Um die Gründe und Voraussetzungen für Cartiers Unternehmung zu verstehen, ist es hilfreich, sich einige Gegebenheiten im Europa des ausgehenden 15. Jahrhunderts ins Gedächtnis zu rufen. Unter anderem hatten der Hundertjährige Krieg, die schwarze Pest oder die Flagellanten die Bevölkerung in weiten Strichen traumatisiert. Wirtschaftliche Entwicklung, einsetzende Verstädterung und anderes mehr brachten die Vorahnung mächtiger Staaten und Fürsten.
In Frankreich war ein Aspekt dieser Entwicklung der Kampf zwischen dem Haus Valois und dem Herzogtum Burgund, der schließlich 1477 durch die Eliminierung Karls des Kühnen zum Vorteil der französischen Krone entschieden wurde. In England gingen 1485 die Tudor aus dem Gemetzel der Rosenkriege siegreich hervor; und in Spanien vollendete Ferdinand von Aragon 1492 die Reconquista mit der endgültigen Vertreibung der letzten Mauren von der iberischen Halbinsel. Die Renaissance hatte nun in Europa freies Feld.
Die Wirren jener Jahrzehnte stellten Vieles in Frage.
Nationalität wurde ein Unterscheidungsmerkmal.
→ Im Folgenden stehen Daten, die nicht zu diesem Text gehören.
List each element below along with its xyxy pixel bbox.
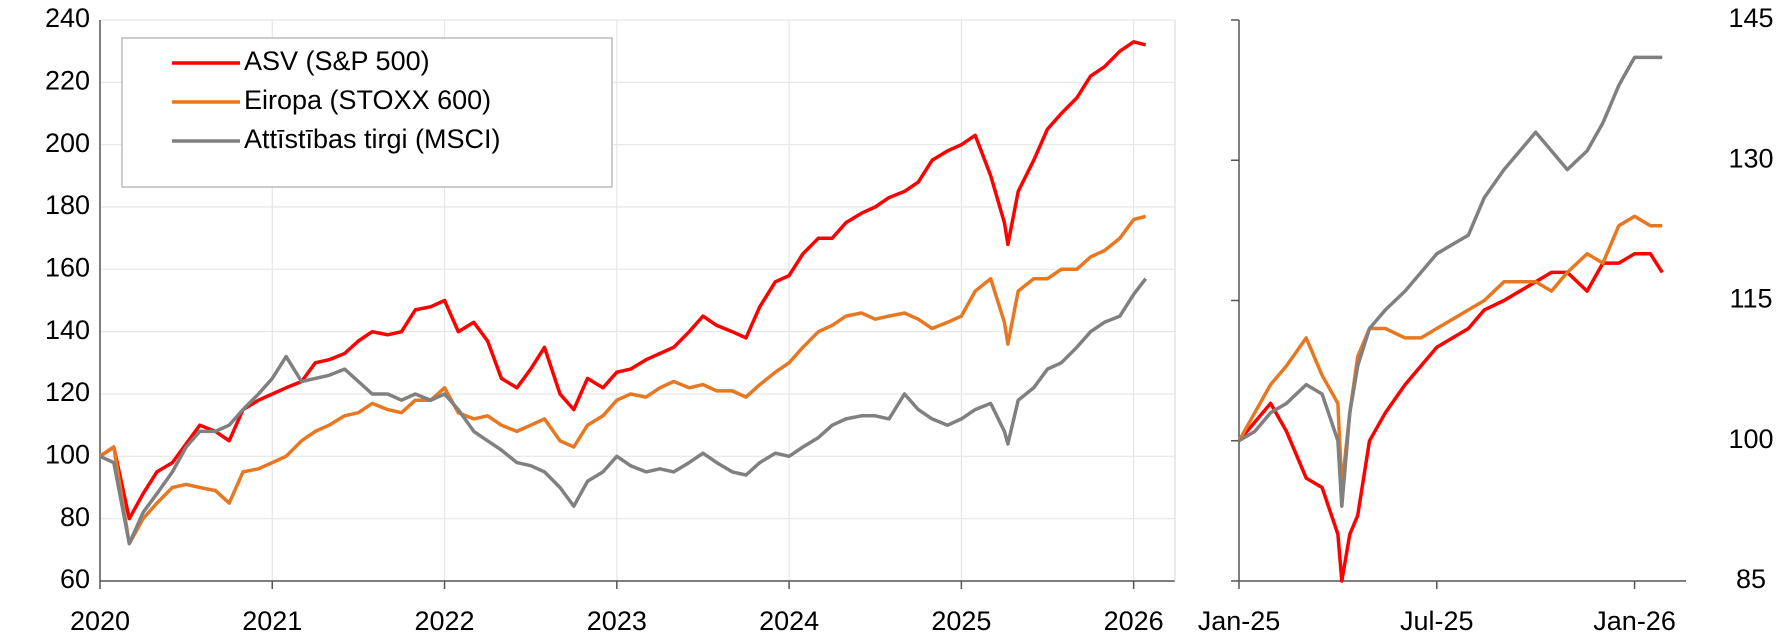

Vorrangstellungen, die bis jetzt unhinterfragt akzeptiert worden waren, wurden nun angefochten. Die Verbreitung des Buches nach der Erfindung des Buchdrucks löste Diskussion aus. Die Kirche konnte ihr Dogma nicht mehr unbestritten vertreten, und schließlich spaltete sich die Christenheit in zwei einander wenig versöhnlich gegenüber stehende Blöcke. Noch einige Jahrzehnte zuvor hatte in strittigen Fragen die Entscheidung Roms genügt; jetzt mussten Erfahrung und Vernunft jene Aussagen beweisen, die seit alters wiederholt worden waren und nicht zuletzt einem christianisierten Aristoteles zugeschrieben wurden.
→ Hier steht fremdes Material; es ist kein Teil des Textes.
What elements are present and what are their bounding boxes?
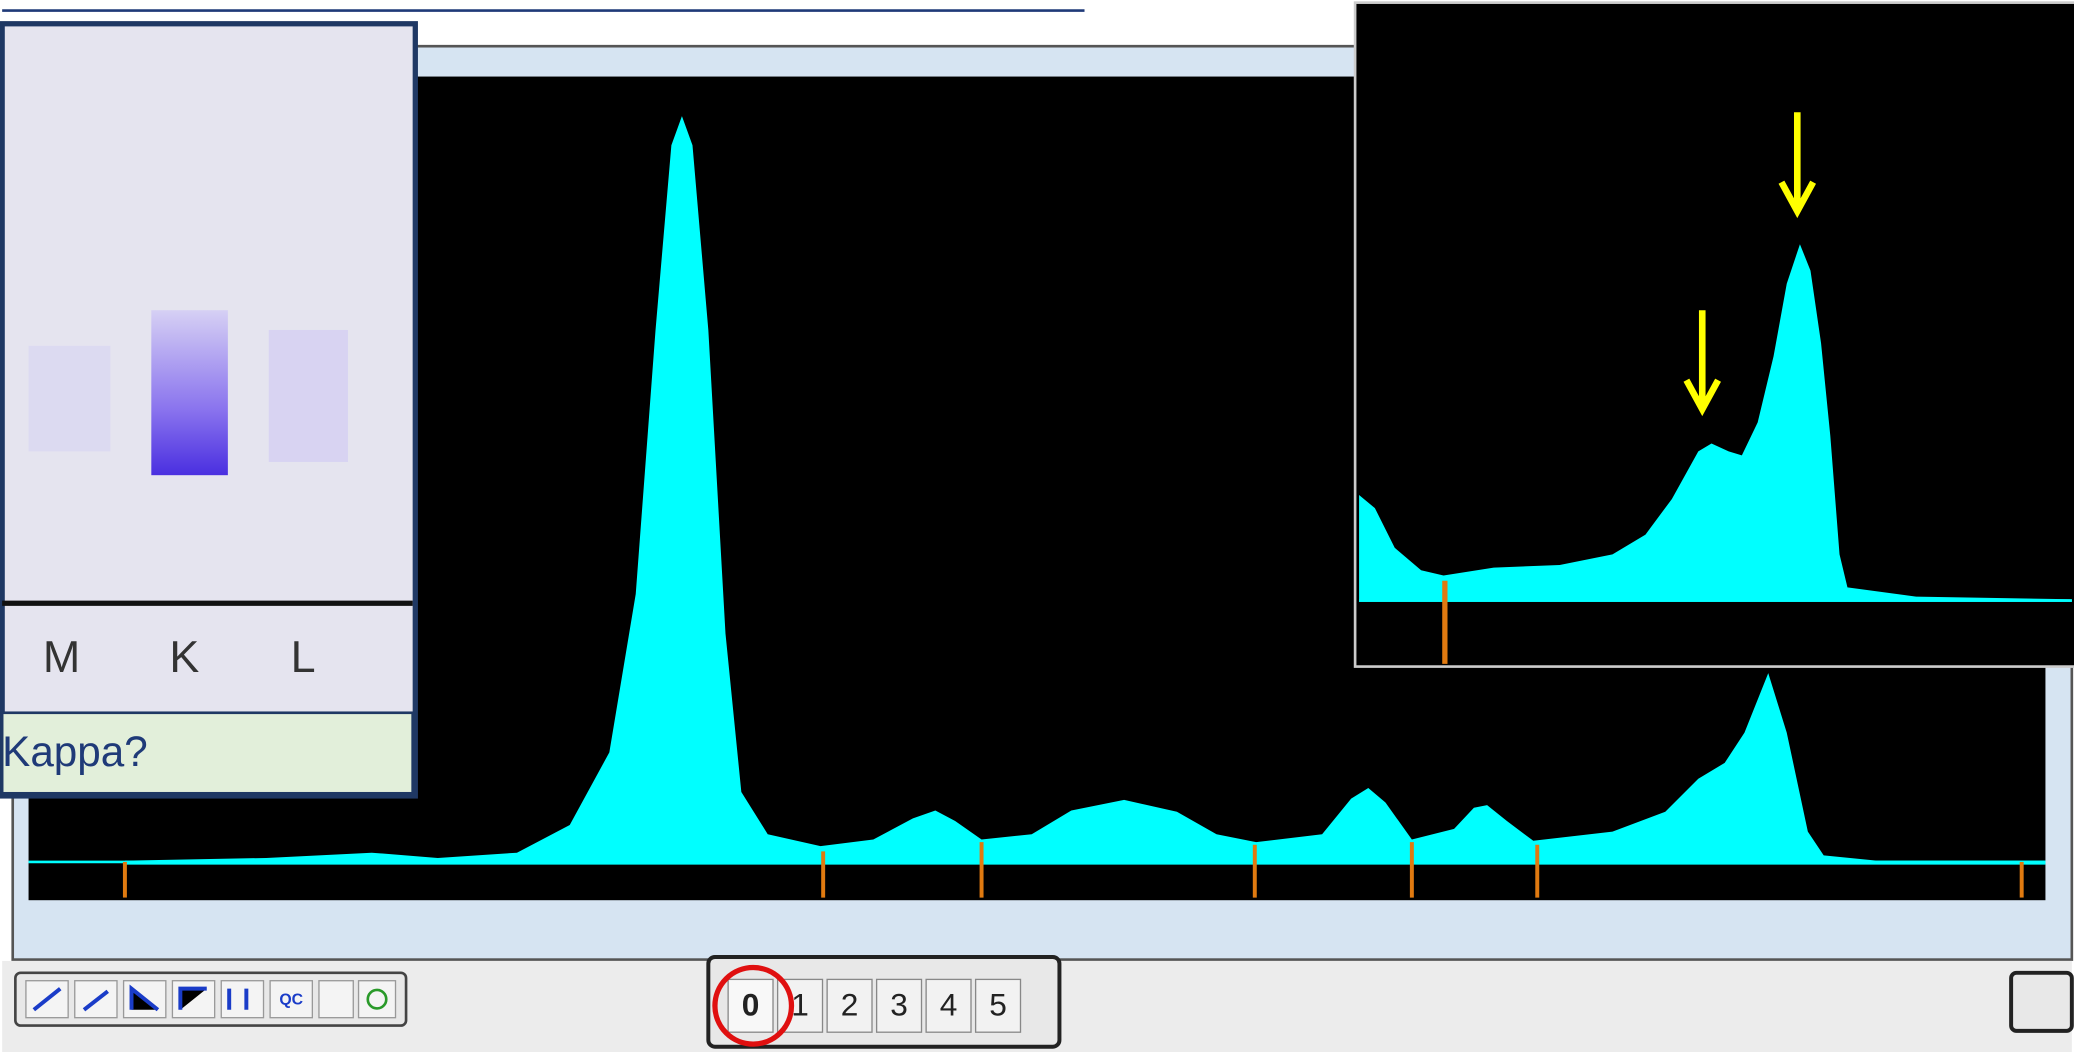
page-button-label: 5: [989, 986, 1007, 1022]
page-button-label: 4: [940, 986, 958, 1022]
lane-band-l: [269, 330, 348, 462]
page-button-label: 2: [841, 986, 859, 1022]
lane-band-k: [151, 310, 228, 475]
lane-label: K: [169, 631, 199, 682]
lane-label: M: [43, 631, 80, 682]
page: QC 012345 MKL Kappa? (() => { const data…: [0, 0, 2074, 1052]
page-button-label: 0: [742, 986, 760, 1022]
screenshot: QC 012345 MKL Kappa?: [0, 0, 2074, 1052]
right-tool[interactable]: [2011, 973, 2072, 1031]
lane-band-m: [29, 346, 111, 452]
lane-label: L: [291, 631, 316, 682]
page-button-label: 3: [890, 986, 908, 1022]
tool-icons: [26, 981, 396, 1018]
qc-label: QC: [279, 992, 303, 1009]
caption: Kappa?: [2, 728, 148, 775]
Die Bourgeoisie suchte sich schließlich durchzusetzen gegenüber einem Adel, dessen Privilegien nicht mehr den geleisteten Diensten entsprachen. Es gelang ihr umso besser, als damals eine außerordentliche wirtschaftlich-geographische Entwicklung stattfand, deren hauptsächliche Nutznießerin sie wurde.
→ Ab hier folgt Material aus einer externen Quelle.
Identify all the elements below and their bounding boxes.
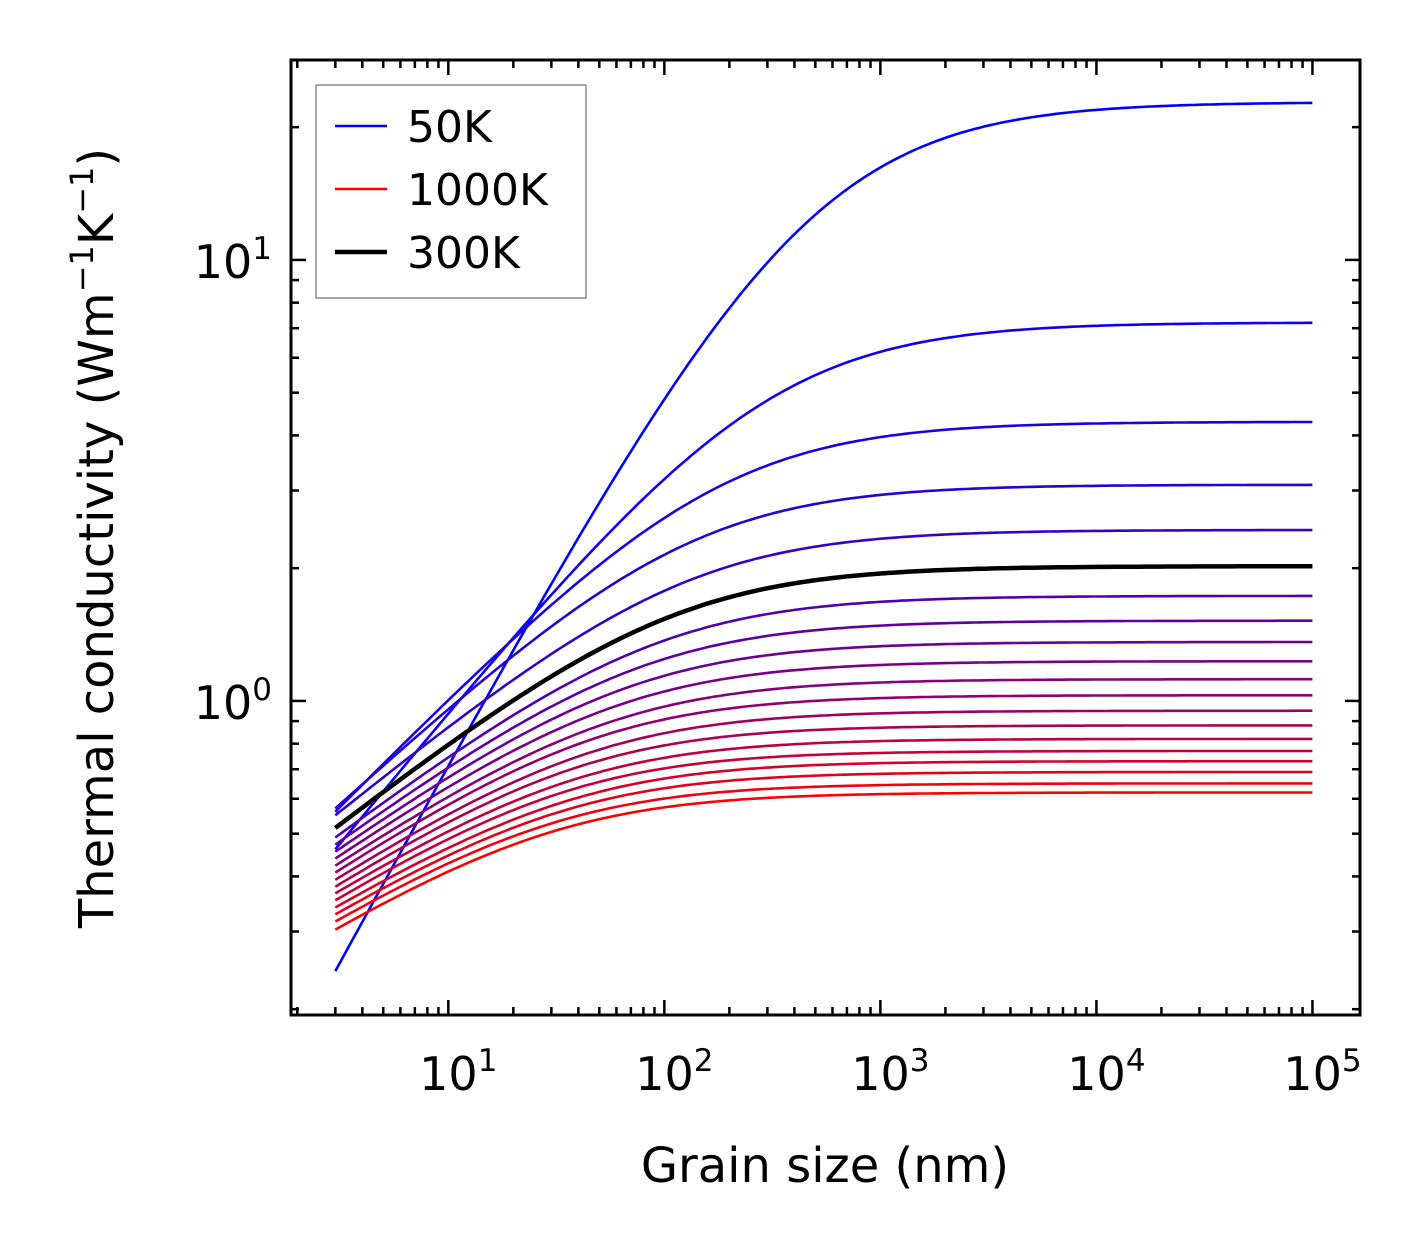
series-layer xyxy=(333,101,1313,972)
series-line-850k xyxy=(334,759,1313,909)
plot-frame xyxy=(289,58,1362,1017)
series-line-250k xyxy=(334,528,1313,817)
series-line-50k xyxy=(334,101,1313,972)
y-tick-label: 100 xyxy=(194,672,272,730)
series-line-200k xyxy=(334,483,1313,810)
y-axis-label-end: ) xyxy=(69,148,125,167)
series-line-550k xyxy=(334,677,1313,867)
series-line-900k xyxy=(334,770,1313,916)
legend: 50K 1000K 300K xyxy=(315,84,587,299)
x-tick-label: 101 xyxy=(419,1043,497,1101)
y-tick-label: 101 xyxy=(194,231,272,289)
series-line-400k xyxy=(334,619,1313,846)
x-tick-label: 104 xyxy=(1067,1043,1145,1101)
series-line-800k xyxy=(334,749,1313,902)
series-line-700k xyxy=(334,724,1313,888)
series-line-650k xyxy=(334,709,1313,881)
y-axis-label-sup2: −1 xyxy=(63,167,101,214)
y-axis-label: Thermal conductivity (Wm−1K−1) xyxy=(63,148,125,929)
series-line-350k xyxy=(334,594,1313,839)
series-line-500k xyxy=(334,659,1313,860)
series-line-950k xyxy=(334,782,1313,923)
series-line-100k xyxy=(334,321,1313,851)
legend-label-1000k: 1000K xyxy=(407,165,549,216)
series-line-150k xyxy=(334,420,1313,813)
legend-box xyxy=(315,84,587,299)
y-axis-label-sup1: −1 xyxy=(63,245,101,292)
x-axis-label: Grain size (nm) xyxy=(641,1138,1009,1194)
series-line-750k xyxy=(334,737,1313,895)
legend-label-300k: 300K xyxy=(407,228,521,279)
x-tick-label: 103 xyxy=(851,1043,929,1101)
series-line-450k xyxy=(334,640,1313,853)
x-tick-label: 102 xyxy=(635,1043,713,1101)
x-tick-label: 105 xyxy=(1283,1043,1361,1101)
series-line-1000k xyxy=(334,791,1313,931)
series-line-600k xyxy=(334,693,1313,874)
legend-label-50k: 50K xyxy=(407,102,493,153)
series-line-highlight-300k xyxy=(333,564,1313,830)
ticks-layer: 101 102 103 104 105 100 101 xyxy=(194,60,1362,1101)
y-axis-label-main: Thermal conductivity (Wm xyxy=(69,292,125,929)
y-axis-label-mid: K xyxy=(69,212,125,245)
Die Kreuzzüge hatten den Warenverkehr zwischen Europa und Asien anwachsen lassen, sehr zum Profit einiger italienischer Meeresanrainer. Allerdings zog der letztliche Misserfolg der Kreuzzüge dann einen plötzlichen Mangel an den asiatischen Produkten nach sich, an die sich Europa inzwischen gewöhnt hatte. Die Einnahme Konstantinopels 1453 durch die Türken verstärkte diese Knappheit.
Man musste somit einen neuen Weg finden, um zu den fabelhaften Traumländern Cathay (China) und Cipango (Japan) zu gelangen. Als erste Möglichkeit bot es sich an, Afrika zu umschiffen, um nach Indien zu kommen. Portugal lag hierfür am günstigsten. Prinz Heinrich der Seefahrer forcierte die Reihe der Expeditionen nach Süden, die schließlich 1498 zur Ankunft Vascos da Gamas in Calicut an der indischen Malabarküste führten.
Die Suche nach diesem Weg hatte sich als lang erwiesen, und auch dieser selbst erforderte gewaltige Mittel. Bestünde nicht andererseits auch Aussicht auf Erfolg, wenn man sich schlicht nach Westen wandte? Schon Platon hatte im Timaios von einem dortigen ehemaligen Kontinent gesprochen. Schreiber wie Ptolemäus oder noch im 15. Jahrhundert der französische Kardinal Pierre d'Ailly in seiner Imago Mundi hatten an Land im Westen glauben wollen.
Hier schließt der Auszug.